Vorrei quasi dire –con affetto e dolore sincero- al vescovo di Innsbruck che “scomunicando” i due fondatori di Noi siamo Chiesa egli ha anche comminato a se stesso la propria scomunica da quella piccola, povera chiesa in cui una donna “di provata fede” (e chi potrebbe metterlo in dubbio!) ha osato ripetere le parole di Gesù per impegnare se stessa a dare come lui la vita per i fratelli cristiani e non cristiani: o almeno per provarci.

Ma chi può proibire a qualcuno di ripetere le parole amorevoli e rischiose di Gesù? di assumersi, per nella propria debolezza e imperfezione, la fatica gioiosa dell’autodonazione? Si abbia almeno l’umiltà e la chiarezza, se proprio l’autorità vuol rimproverare il gesto di Martha, di dire che quella celebrazione eucaristica “non vale niente” dal punto di vista del Diritto Canonico oggi vigente. E se davvero non vale niente davanti al Signore, quello lo si lasci decidere solo a Lui. Ma pretendere di espellere dalla Chiesa!..

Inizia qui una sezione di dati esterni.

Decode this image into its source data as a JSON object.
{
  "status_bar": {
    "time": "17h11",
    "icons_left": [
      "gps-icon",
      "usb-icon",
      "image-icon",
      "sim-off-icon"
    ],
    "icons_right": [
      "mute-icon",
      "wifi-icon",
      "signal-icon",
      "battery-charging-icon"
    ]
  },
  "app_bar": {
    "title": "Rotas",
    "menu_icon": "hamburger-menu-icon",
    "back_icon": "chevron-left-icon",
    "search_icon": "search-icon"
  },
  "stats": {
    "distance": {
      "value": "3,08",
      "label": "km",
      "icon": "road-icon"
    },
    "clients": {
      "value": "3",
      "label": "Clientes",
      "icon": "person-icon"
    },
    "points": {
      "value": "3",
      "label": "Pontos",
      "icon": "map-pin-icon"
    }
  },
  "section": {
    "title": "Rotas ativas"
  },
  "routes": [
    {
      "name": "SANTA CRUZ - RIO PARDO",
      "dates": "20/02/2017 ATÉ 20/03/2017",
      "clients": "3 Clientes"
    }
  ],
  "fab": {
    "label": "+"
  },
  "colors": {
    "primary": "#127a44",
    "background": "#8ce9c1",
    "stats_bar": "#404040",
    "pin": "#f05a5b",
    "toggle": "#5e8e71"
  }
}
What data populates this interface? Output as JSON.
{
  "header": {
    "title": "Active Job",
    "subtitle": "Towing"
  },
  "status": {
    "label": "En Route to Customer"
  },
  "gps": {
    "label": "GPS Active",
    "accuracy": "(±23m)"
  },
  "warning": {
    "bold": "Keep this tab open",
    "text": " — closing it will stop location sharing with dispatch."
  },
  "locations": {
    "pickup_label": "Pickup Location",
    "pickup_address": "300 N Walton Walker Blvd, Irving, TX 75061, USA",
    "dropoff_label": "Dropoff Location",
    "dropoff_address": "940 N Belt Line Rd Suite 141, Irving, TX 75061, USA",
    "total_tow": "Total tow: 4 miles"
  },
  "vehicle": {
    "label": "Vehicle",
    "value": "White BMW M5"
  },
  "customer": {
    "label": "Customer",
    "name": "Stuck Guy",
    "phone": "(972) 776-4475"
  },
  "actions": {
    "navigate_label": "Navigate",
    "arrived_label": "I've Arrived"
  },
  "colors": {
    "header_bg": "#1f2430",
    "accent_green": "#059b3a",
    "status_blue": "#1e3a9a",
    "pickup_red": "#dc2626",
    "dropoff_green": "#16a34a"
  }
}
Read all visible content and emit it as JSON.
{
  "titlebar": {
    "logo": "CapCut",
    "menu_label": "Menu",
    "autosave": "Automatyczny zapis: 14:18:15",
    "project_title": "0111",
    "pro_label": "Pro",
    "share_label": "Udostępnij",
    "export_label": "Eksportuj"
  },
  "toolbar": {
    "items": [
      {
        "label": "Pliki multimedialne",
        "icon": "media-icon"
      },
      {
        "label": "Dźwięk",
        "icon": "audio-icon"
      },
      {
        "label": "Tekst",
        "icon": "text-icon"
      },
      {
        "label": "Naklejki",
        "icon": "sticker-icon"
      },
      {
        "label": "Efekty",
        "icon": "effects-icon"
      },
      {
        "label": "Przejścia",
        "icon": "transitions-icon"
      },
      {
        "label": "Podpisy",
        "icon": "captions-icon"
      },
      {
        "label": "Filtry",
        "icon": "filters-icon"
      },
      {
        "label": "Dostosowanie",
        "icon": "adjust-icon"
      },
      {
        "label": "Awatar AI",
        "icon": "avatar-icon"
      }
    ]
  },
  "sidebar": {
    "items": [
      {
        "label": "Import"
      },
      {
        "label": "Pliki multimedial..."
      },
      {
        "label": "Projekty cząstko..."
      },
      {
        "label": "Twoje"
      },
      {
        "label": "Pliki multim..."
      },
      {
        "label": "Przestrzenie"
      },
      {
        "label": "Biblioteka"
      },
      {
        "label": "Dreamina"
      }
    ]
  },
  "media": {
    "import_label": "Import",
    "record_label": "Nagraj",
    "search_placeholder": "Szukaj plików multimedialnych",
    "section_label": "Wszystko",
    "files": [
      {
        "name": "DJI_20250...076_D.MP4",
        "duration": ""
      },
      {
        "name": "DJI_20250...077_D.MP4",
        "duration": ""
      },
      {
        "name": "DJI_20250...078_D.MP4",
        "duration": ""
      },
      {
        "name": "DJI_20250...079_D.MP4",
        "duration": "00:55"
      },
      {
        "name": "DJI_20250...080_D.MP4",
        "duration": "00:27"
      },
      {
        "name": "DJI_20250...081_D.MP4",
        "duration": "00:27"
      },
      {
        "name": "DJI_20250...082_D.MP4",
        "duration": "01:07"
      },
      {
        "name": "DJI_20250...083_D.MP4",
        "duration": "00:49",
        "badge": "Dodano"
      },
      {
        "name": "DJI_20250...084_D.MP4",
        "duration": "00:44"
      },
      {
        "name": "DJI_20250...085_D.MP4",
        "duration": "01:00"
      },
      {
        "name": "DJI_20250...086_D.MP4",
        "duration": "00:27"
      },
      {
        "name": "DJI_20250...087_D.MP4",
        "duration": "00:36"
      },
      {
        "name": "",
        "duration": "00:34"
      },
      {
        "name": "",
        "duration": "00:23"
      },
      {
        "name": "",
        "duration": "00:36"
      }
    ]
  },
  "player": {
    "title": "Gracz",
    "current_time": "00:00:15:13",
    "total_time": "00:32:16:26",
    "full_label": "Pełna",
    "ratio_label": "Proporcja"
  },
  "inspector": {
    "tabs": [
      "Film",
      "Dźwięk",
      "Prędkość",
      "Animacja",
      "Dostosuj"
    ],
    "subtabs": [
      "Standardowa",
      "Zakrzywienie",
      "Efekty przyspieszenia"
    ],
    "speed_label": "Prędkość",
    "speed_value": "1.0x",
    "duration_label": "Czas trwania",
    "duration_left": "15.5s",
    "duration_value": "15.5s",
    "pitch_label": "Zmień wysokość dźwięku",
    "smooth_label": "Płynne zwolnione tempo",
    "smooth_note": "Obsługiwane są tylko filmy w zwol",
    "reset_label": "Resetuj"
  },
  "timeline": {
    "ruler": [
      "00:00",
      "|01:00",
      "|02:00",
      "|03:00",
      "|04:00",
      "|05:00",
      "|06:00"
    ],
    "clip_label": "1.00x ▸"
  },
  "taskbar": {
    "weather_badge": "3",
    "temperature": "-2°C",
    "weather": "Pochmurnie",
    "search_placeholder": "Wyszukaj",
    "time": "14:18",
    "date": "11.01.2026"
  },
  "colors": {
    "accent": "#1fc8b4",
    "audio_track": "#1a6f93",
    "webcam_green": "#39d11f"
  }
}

Altri forse diranno: ma quella celebrazione non è un “sacramento”! Ma cos’è il sacramento? Un rito sacrale e magico, o non è forse l’irruzione del sacro nella profanità della vita quotidiana, anzi la scoperta che, in Gesù, è il profano a diventare sacro?

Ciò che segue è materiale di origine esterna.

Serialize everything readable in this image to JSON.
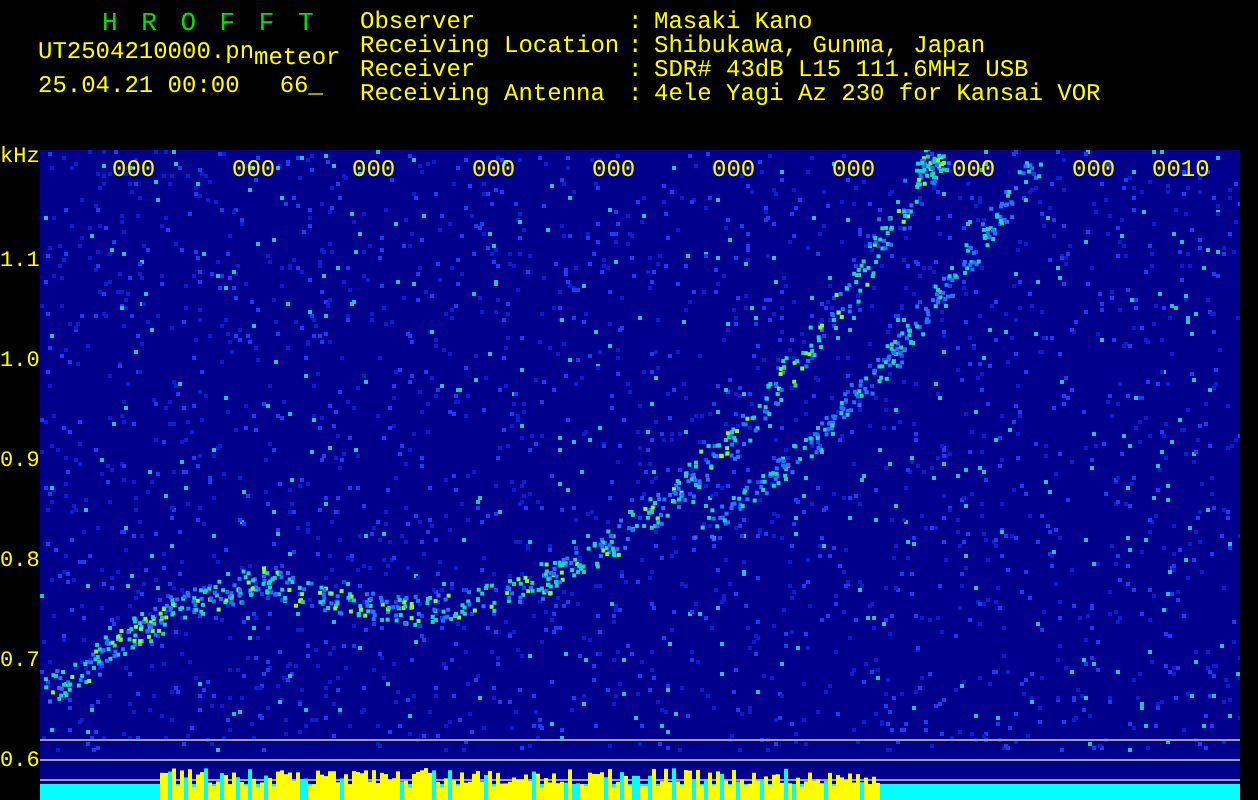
{
  "header": {
    "app_title": "H R O F F T",
    "file_name": "UT2504210000.pn",
    "mode": "meteor",
    "date_time": "25.04.21 00:00",
    "count": "66_"
  },
  "info": [
    {
      "label": "Observer",
      "value": "Masaki Kano"
    },
    {
      "label": "Receiving Location",
      "value": "Shibukawa, Gunma, Japan"
    },
    {
      "label": "Receiver",
      "value": "SDR# 43dB L15 111.6MHz USB"
    },
    {
      "label": "Receiving Antenna",
      "value": "4ele Yagi Az 230 for Kansai VOR"
    }
  ],
  "info_separator": ":",
  "spectrogram": {
    "unit": "kHz",
    "y_labels": [
      "1.1",
      "1.0",
      "0.9",
      "0.8",
      "0.7",
      "0.6"
    ],
    "time_labels": [
      "000",
      "000",
      "000",
      "000",
      "000",
      "000",
      "000",
      "000",
      "000",
      "0010"
    ]
  }
}
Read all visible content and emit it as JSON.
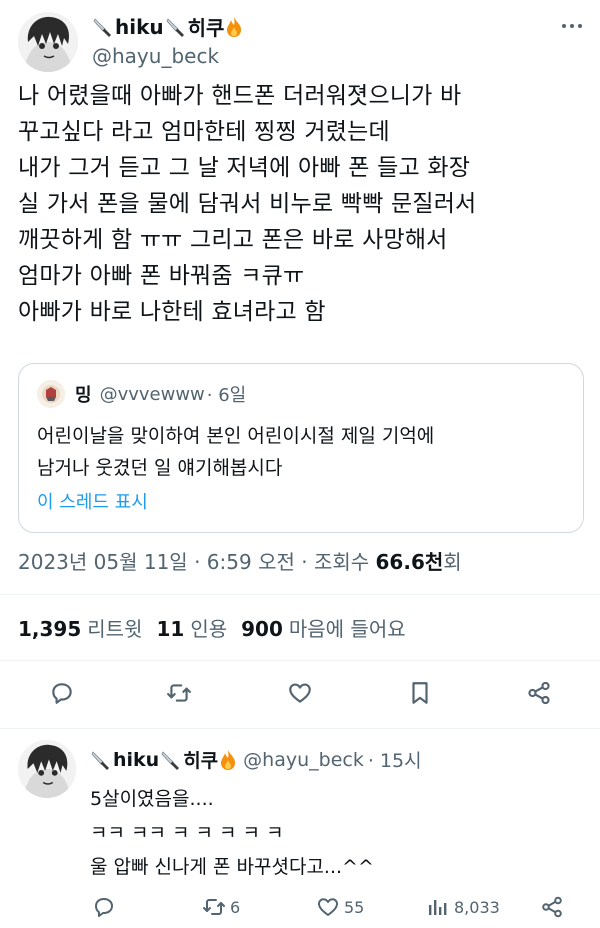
{
  "tweet": {
    "author": {
      "display_name": "hiku",
      "display_name_suffix": "히쿠",
      "handle": "@hayu_beck"
    },
    "text_lines": [
      "나 어렸을때 아빠가 핸드폰 더러워졋으니가 바",
      "꾸고싶다 라고 엄마한테 찡찡 거렸는데",
      "내가 그거 듣고 그 날 저녁에 아빠 폰 들고 화장",
      "실 가서 폰을 물에 담궈서 비누로 빡빡 문질러서",
      "깨끗하게 함 ㅠㅠ 그리고 폰은 바로 사망해서",
      "엄마가 아빠 폰 바꿔줌 ㅋ큐ㅠ",
      "아빠가 바로 나한테 효녀라고 함"
    ],
    "quote": {
      "display_name": "밍",
      "handle": "@vvvewww",
      "time": "· 6일",
      "text_lines": [
        "어린이날을 맞이하여 본인 어린이시절 제일 기억에",
        "남거나 웃겼던 일 얘기해봅시다"
      ],
      "thread_link": "이 스레드 표시"
    },
    "meta": {
      "date": "2023년 05월 11일",
      "time": "6:59 오전",
      "views_label": "조회수",
      "views_value": "66.6천",
      "views_unit": "회"
    },
    "stats": {
      "retweets_value": "1,395",
      "retweets_label": "리트윗",
      "quotes_value": "11",
      "quotes_label": "인용",
      "likes_value": "900",
      "likes_label": "마음에 들어요"
    }
  },
  "reply": {
    "author": {
      "display_name": "hiku",
      "display_name_suffix": "히쿠",
      "handle": "@hayu_beck",
      "time": "· 15시"
    },
    "text_lines": [
      "5살이였음을....",
      "ㅋㅋ ㅋㅋ ㅋ ㅋ ㅋ ㅋ ㅋ",
      "울 압빠 신나게 폰 바꾸셧다고...^^"
    ],
    "retweets": "6",
    "likes": "55",
    "views": "8,033"
  },
  "icons": {
    "knife": "knife-emoji-icon",
    "fire": "fire-emoji-icon",
    "reply": "reply-icon",
    "retweet": "retweet-icon",
    "like": "heart-icon",
    "bookmark": "bookmark-icon",
    "share": "share-icon",
    "views": "views-icon",
    "more": "more-icon"
  },
  "colors": {
    "text": "#0f1419",
    "secondary": "#536471",
    "link": "#1d9bf0",
    "border": "#cfd9de",
    "fire": "#f4900c"
  }
}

Ecco perché credo (spero!) che le porte di tutte le cdb italiane saranno sempre aperte a Martha e Gert: se vorranno celebrare la memoria del Signore dentro e con queste piccole cose da nulla che sono le nostre piccole chiese di base, saremo lieti di associarci a loro: sicuri che nulla e nessuno potrà mai separarci dall’amore di Cristo. No, la scomunica canonica non ha fatto di loro degli appestati perché siamo già tutti degli lebbrosi (luca, 17, 11-19) dei peccatori, chi più chi meno, laici preti e vescovi, che abbiamo bisogno tutti del miracolo di Gesù per essere ammessi alla pienezza della vita.